Flannery O'Connor

JRF's #33 - Wise Blood by Flannery O'Connor

This book felt like it was written by the smelly weird old cat lady you knew when you were a kid.  Maybe she was an eccentric genius but probably she was just crazy.

To start with,  I feel like much of this book was an exercise in putting your head in the toilet to see if it does indeed stink.  I didn't need the perversions and blasphemies of Hazel Motes and company to tell me that humanity is depraved and lost.  God's Word, the news and my own heart are enough reminders of that.

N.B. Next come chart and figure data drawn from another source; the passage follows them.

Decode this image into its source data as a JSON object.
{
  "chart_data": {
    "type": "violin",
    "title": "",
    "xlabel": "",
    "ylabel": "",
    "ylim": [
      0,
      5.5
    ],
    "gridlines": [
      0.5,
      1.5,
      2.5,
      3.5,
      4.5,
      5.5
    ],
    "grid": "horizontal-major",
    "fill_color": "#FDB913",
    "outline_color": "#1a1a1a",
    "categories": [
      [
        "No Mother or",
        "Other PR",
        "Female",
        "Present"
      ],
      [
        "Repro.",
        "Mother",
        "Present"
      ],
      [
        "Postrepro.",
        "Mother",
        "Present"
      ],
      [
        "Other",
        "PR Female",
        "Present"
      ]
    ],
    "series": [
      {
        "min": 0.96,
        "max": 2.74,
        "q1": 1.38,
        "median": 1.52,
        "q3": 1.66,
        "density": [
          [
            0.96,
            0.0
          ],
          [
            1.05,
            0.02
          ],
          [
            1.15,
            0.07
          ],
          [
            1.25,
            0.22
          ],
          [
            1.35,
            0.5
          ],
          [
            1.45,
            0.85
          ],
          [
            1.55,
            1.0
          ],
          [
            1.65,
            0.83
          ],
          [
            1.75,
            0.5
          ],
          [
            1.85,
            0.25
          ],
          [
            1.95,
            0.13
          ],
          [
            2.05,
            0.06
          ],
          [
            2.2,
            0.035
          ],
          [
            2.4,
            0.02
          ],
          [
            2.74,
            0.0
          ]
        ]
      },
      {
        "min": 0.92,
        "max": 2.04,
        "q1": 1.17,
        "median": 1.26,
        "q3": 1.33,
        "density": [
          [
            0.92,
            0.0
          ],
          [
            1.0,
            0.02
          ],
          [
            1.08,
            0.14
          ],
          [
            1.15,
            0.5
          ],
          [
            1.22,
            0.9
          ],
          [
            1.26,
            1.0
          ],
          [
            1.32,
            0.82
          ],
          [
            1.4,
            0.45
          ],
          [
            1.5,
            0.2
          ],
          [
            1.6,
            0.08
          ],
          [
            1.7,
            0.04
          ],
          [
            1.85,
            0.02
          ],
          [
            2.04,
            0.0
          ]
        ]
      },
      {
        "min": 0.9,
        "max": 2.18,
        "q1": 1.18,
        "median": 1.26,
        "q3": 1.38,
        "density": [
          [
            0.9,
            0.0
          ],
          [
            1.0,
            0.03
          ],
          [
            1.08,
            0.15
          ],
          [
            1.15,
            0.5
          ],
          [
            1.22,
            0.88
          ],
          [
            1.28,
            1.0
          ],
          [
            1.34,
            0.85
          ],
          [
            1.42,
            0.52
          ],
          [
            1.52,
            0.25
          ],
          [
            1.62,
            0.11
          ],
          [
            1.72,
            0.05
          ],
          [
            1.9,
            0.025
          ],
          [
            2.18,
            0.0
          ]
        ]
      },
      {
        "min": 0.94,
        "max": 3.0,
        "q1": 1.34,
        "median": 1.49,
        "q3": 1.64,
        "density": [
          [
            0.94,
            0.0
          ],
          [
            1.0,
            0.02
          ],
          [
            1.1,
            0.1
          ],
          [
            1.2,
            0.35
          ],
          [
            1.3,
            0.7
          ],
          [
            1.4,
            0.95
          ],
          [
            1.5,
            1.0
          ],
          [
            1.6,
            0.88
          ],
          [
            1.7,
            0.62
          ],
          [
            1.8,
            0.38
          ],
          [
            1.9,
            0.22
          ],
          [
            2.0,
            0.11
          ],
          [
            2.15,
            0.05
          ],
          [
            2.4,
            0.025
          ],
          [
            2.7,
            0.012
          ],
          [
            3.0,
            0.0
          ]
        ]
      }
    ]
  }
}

Secondly, I found myself grasping to find a coherent plot.  I think the plot was weird people walking around having weird thoughts and fornicating.  The most interesting character was the used car which had to be a metaphor for something, I just don't know what.  The most annoying character was the peeping tom/necromaniac, young man who beats up a guy wearing an ape suit and then runs around pretending he is an ape.  Again - don't ask me why.

Having said that, the way O'Connor illustrates this tale is quite brilliant.  Her writing style is very unique yet "southernly", kind of a mix of Mark Twain and Truman Capote.  A few times I chuckled at her ironic tone.

This is one of those books that I think everyone secretly is confused about but talks about it as brilliant because everyone else does too. Either that or it is one of those books that smart people like and I am not smart.  Very probable.  If I had to pull any kind of redemptive theme out of this story I guess it would be that Hazel Motes ("mote" is the King James Version word for "speck" - Matt 7:3 perhaps this is significant) is consistent and sincere in his worldview even though it leads to his self-destruction.  His insanity is really the only sane alternative to surrendering to Christ.  His sincere, consistent, bold nihilism exposes the insincere, hypocritical, cowardly christianity of the Bible Belt culture around him.  And yet his nihilism still doesn't absolve him from his guilt and defilement and this drives him to futile and fatal acts of self-justification.  Again, I have no clue if that is what Miss O'Connor wanted to convey.

Perhaps the fact that I have such a negative emotional response to this book is evidence of its brilliance.

I think I am going to have to wait until the next Apologia to see if Ron and Brad are able to enlighten me on the merits of this story.  They have their work cut out for them.  And I know they are up to the task.